Patient 2 baseline ECG (A), intracardiac recordings during successful RF application (B), LAO radioscopic projection of the ablation catheter position during successful RF application (C), and post-ablation ECG (D). ‘RF-on’, start of the RF application; A, local atrial electrogram; V, local ventricular electrogram; V′, far-field ventricular electrogram.


Pre-excitation syndrome is characterized by ECG changes as short PR interval (<0.12 ms) and delta wave. The delta wave may be permanent or intermittent and it appears as a result of ventricular activation through the AP (decremental or non-decremental) during the normal delay of AV conduction in the AV node.

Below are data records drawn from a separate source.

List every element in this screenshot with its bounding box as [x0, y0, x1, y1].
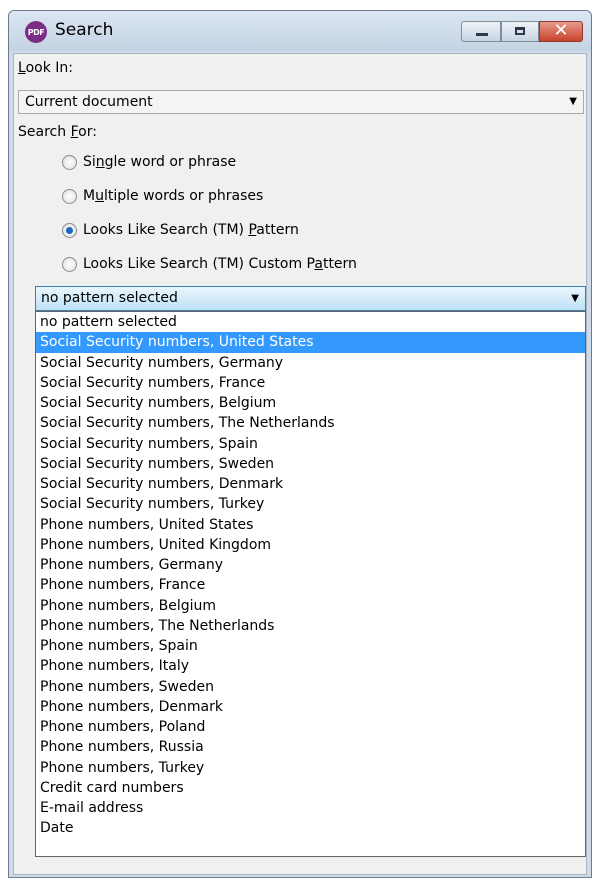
pattern-option[interactable]: Phone numbers, Russia	[36, 737, 585, 757]
pattern-option[interactable]: Social Security numbers, Sweden	[36, 454, 585, 474]
minimize-icon	[476, 33, 488, 36]
pattern-option[interactable]: Phone numbers, The Netherlands	[36, 616, 585, 636]
pattern-option[interactable]: Social Security numbers, Germany	[36, 353, 585, 373]
radio-label: Multiple words or phrases	[83, 188, 264, 204]
radio-button-icon	[62, 154, 77, 170]
pattern-option[interactable]: Phone numbers, Turkey	[36, 758, 585, 778]
pattern-option[interactable]: Phone numbers, United Kingdom	[36, 535, 585, 555]
radio-button-icon	[62, 256, 77, 272]
chevron-down-icon: ▼	[571, 293, 579, 304]
pattern-option[interactable]: no pattern selected	[36, 312, 585, 332]
pattern-option[interactable]: Phone numbers, France	[36, 575, 585, 595]
pattern-option[interactable]: Phone numbers, Italy	[36, 656, 585, 676]
pattern-option[interactable]: Phone numbers, Germany	[36, 555, 585, 575]
pattern-option[interactable]: Phone numbers, Poland	[36, 717, 585, 737]
pattern-option[interactable]: Credit card numbers	[36, 778, 585, 798]
pattern-option[interactable]: Social Security numbers, Belgium	[36, 393, 585, 413]
pdf-app-icon: PDF	[25, 21, 47, 43]
look-in-dropdown[interactable]: Current document ▼	[18, 90, 584, 114]
pattern-option[interactable]: Social Security numbers, Turkey	[36, 494, 585, 514]
radio-looks-like-pattern[interactable]: Looks Like Search (TM) Pattern	[62, 219, 299, 241]
radio-label: Single word or phrase	[83, 154, 237, 170]
search-window: PDF Search ✕ Look In: Current document ▼…	[8, 10, 592, 878]
look-in-value: Current document	[25, 94, 153, 110]
pattern-option[interactable]: Social Security numbers, France	[36, 373, 585, 393]
pattern-option[interactable]: Social Security numbers, Denmark	[36, 474, 585, 494]
pattern-option[interactable]: Social Security numbers, Spain	[36, 434, 585, 454]
pattern-option[interactable]: Social Security numbers, United States	[36, 332, 585, 353]
minimize-button[interactable]	[461, 21, 501, 42]
pattern-option[interactable]: Phone numbers, Denmark	[36, 697, 585, 717]
radio-button-icon	[62, 188, 77, 204]
radio-label: Looks Like Search (TM) Custom Pattern	[83, 256, 357, 272]
close-icon: ✕	[553, 20, 569, 41]
pattern-dropdown-list: no pattern selected Social Security numbe…	[35, 311, 586, 857]
radio-looks-like-custom-pattern[interactable]: Looks Like Search (TM) Custom Pattern	[62, 253, 357, 275]
radio-single-word[interactable]: Single word or phrase	[62, 151, 236, 173]
chevron-down-icon: ▼	[569, 96, 577, 107]
maximize-icon	[515, 27, 525, 35]
pattern-option[interactable]: Phone numbers, United States	[36, 515, 585, 535]
pattern-option[interactable]: Phone numbers, Spain	[36, 636, 585, 656]
pattern-value: no pattern selected	[41, 290, 178, 306]
pattern-option[interactable]: Phone numbers, Belgium	[36, 596, 585, 616]
radio-label: Looks Like Search (TM) Pattern	[83, 222, 299, 238]
pattern-option[interactable]: E-mail address	[36, 798, 585, 818]
look-in-label: Look In:	[18, 60, 73, 76]
window-title: Search	[55, 20, 114, 40]
title-bar[interactable]: PDF Search ✕	[9, 11, 591, 51]
pattern-dropdown[interactable]: no pattern selected ▼	[35, 286, 586, 311]
maximize-button[interactable]	[501, 21, 539, 42]
search-for-label: Search For:	[18, 124, 97, 140]
close-button[interactable]: ✕	[539, 20, 583, 42]
pattern-option[interactable]: Date	[36, 818, 585, 838]
radio-button-checked-icon	[62, 222, 77, 238]
pattern-option[interactable]: Phone numbers, Sweden	[36, 677, 585, 697]
pattern-option[interactable]: Social Security numbers, The Netherlands	[36, 413, 585, 433]
radio-multiple-words[interactable]: Multiple words or phrases	[62, 185, 263, 207]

Interestingly enough, both patients presented similar delta wave patterns despite different PR intervals. The polarity of delta waves in leads II, III, and aVF suggested that initial differential diagnosis should be made between right free wall and right mid-septal APs. The discordant polarity of the delta wave in leads V1 (negative) and V2 (slightly positive) is rather characteristic for the former. There are many algorithms for the localization of APs, depending on the appearance of delta waves on surface ECG. However, algorithms based on delta wave polarity on surface ECG have serious limitations due to the variable degree of pre-excitation (variable conduction over AV node and/or AP), the existence of multiple/complex APs, changes in heart position, and associated heart diseases (myocardial infarction, ventricular hypertrophy).

First-degree relatives of WPW patients have an increased prevalence of WPW syndrome.2 Mutations in the PRKAG2 gene (7q34-q36) associated with HCM/glycogen deposits3 or chromosome deletion (20p 12.3.)4 associated with neuro-cognitive deficiencies have also been described in familial WPW. However, even in familial WPW APs, locations seem to be similar to sporadic WPW,5 none of the known mutation being associated with aggregation of any particular anatomic location.

To the best of our knowledge, this is the first case of familial WPW with identical anatomical location of APs. This is even more interesting if one is considering the relatively low frequency of right free wall APs.

Conflict of interest: none declared.